Why do I feel so overwhelmed with care giving when I know that others have a far more difficult time than I do? I know that is the case - I read lots of posts here on Agingcare and don't know how some of you do what you do.
I know that stress is perceived. How do I perceive it differently?
My family says to 'just let it go' - 'don't pay any attention to what she says' - 'you can't do anything about it' - 'stop worrying about it.'
Why can't I?
I have changed from a very caring person, happy person into someone who is uptight, stressed out and feels like crying a lot. Some days I manage OK and some days I don't. Is it ME or is it just that my hubby and kids don't understand what I deal with? If I were to explain my day - MOST would think I have it pretty good. Why does it FEEL like PRISON?
I do the care-giving. I don't feel that I get much understanding from my family.
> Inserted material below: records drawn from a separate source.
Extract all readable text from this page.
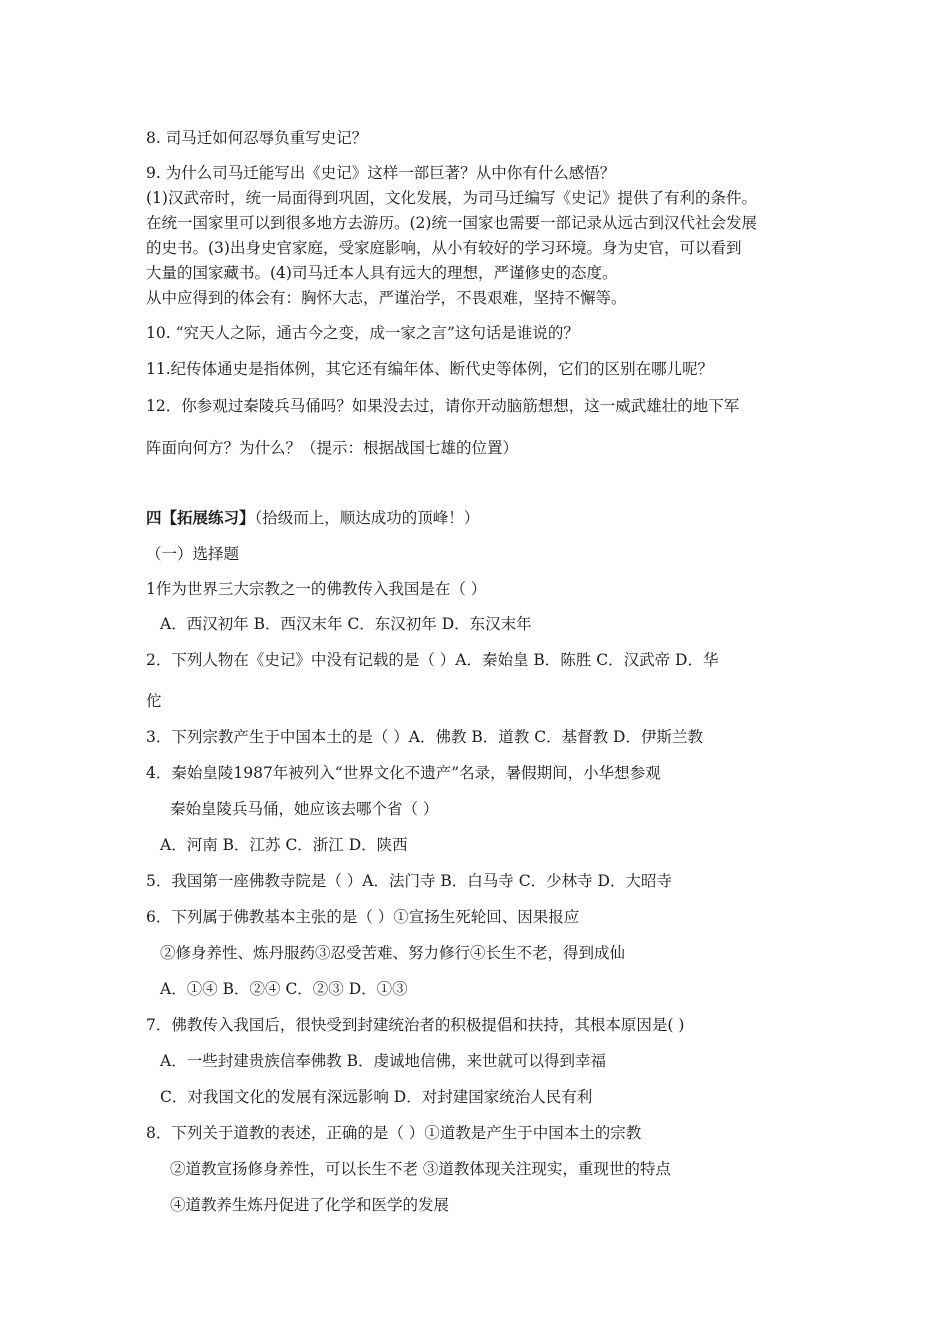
8. 司马迁如何忍辱负重写史记？
9. 为什么司马迁能写出《史记》这样一部巨著？从中你有什么感悟？
(1)汉武帝时，统一局面得到巩固，文化发展，为司马迁编写《史记》提供了有利的条件。
在统一国家里可以到很多地方去游历。(2)统一国家也需要一部记录从远古到汉代社会发展
的史书。(3)出身史官家庭，受家庭影响，从小有较好的学习环境。身为史官，可以看到
大量的国家藏书。(4)司马迁本人具有远大的理想，严谨修史的态度。
从中应得到的体会有：胸怀大志，严谨治学，不畏艰难，坚持不懈等。
10. “究天人之际，通古今之变，成一家之言”这句话是谁说的？
11.纪传体通史是指体例，其它还有编年体、断代史等体例，它们的区别在哪儿呢？
12．你参观过秦陵兵马俑吗？如果没去过，请你开动脑筋想想，这一威武雄壮的地下军
阵面向何方？为什么？（提示：根据战国七雄的位置）
四【拓展练习】（拾级而上，顺达成功的顶峰！）
（一）选择题
1作为世界三大宗教之一的佛教传入我国是在（ ）
A．西汉初年 B．西汉末年 C．东汉初年 D．东汉末年
2．下列人物在《史记》中没有记载的是（ ）A．秦始皇 B．陈胜 C．汉武帝 D．华
佗
3．下列宗教产生于中国本土的是（ ）A．佛教 B．道教 C．基督教 D．伊斯兰教
4．秦始皇陵1987年被列入“世界文化不遗产”名录，暑假期间，小华想参观
秦始皇陵兵马俑，她应该去哪个省（ ）
A．河南 B．江苏 C．浙江 D．陕西
5．我国第一座佛教寺院是（ ）A．法门寺 B．白马寺 C．少林寺 D．大昭寺
6．下列属于佛教基本主张的是（ ）①宣扬生死轮回、因果报应
②修身养性、炼丹服药③忍受苦难、努力修行④长生不老，得到成仙
A．①④ B．②④ C．②③ D．①③
7．佛教传入我国后，很快受到封建统治者的积极提倡和扶持，其根本原因是( )
A．一些封建贵族信奉佛教 B．虔诚地信佛，来世就可以得到幸福
C．对我国文化的发展有深远影响 D．对封建国家统治人民有利
8．下列关于道教的表述，正确的是（ ）①道教是产生于中国本土的宗教
②道教宣扬修身养性，可以长生不老 ③道教体现关注现实，重现世的特点
④道教养生炼丹促进了化学和医学的发展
I know my husband 'cares' but I am not so sure he 'understands.' My MIL gets visits and caring phones calls - no one ever asks how I am.
I just feel that it is easy for others to say 'let it go' - because they CAN. Of course, they can also LEAVE. They have jobs and lives. :
I am even looking forward to a REAL break in a few weeks. Friends from and our kids are going to look after grandma while we go away for a while. The visiting nurse says 'go for it.' 'Don't worry' I spent 3 weeks enlisting help for twice a day visits and 5 evenings of meals and company for her. I should be thrilled to be able to leave. What's wrong? Am I dreading coming home before I even leave?
Maybe it's the gloomy weather :-( Guess this is just a rant with NO real answers required.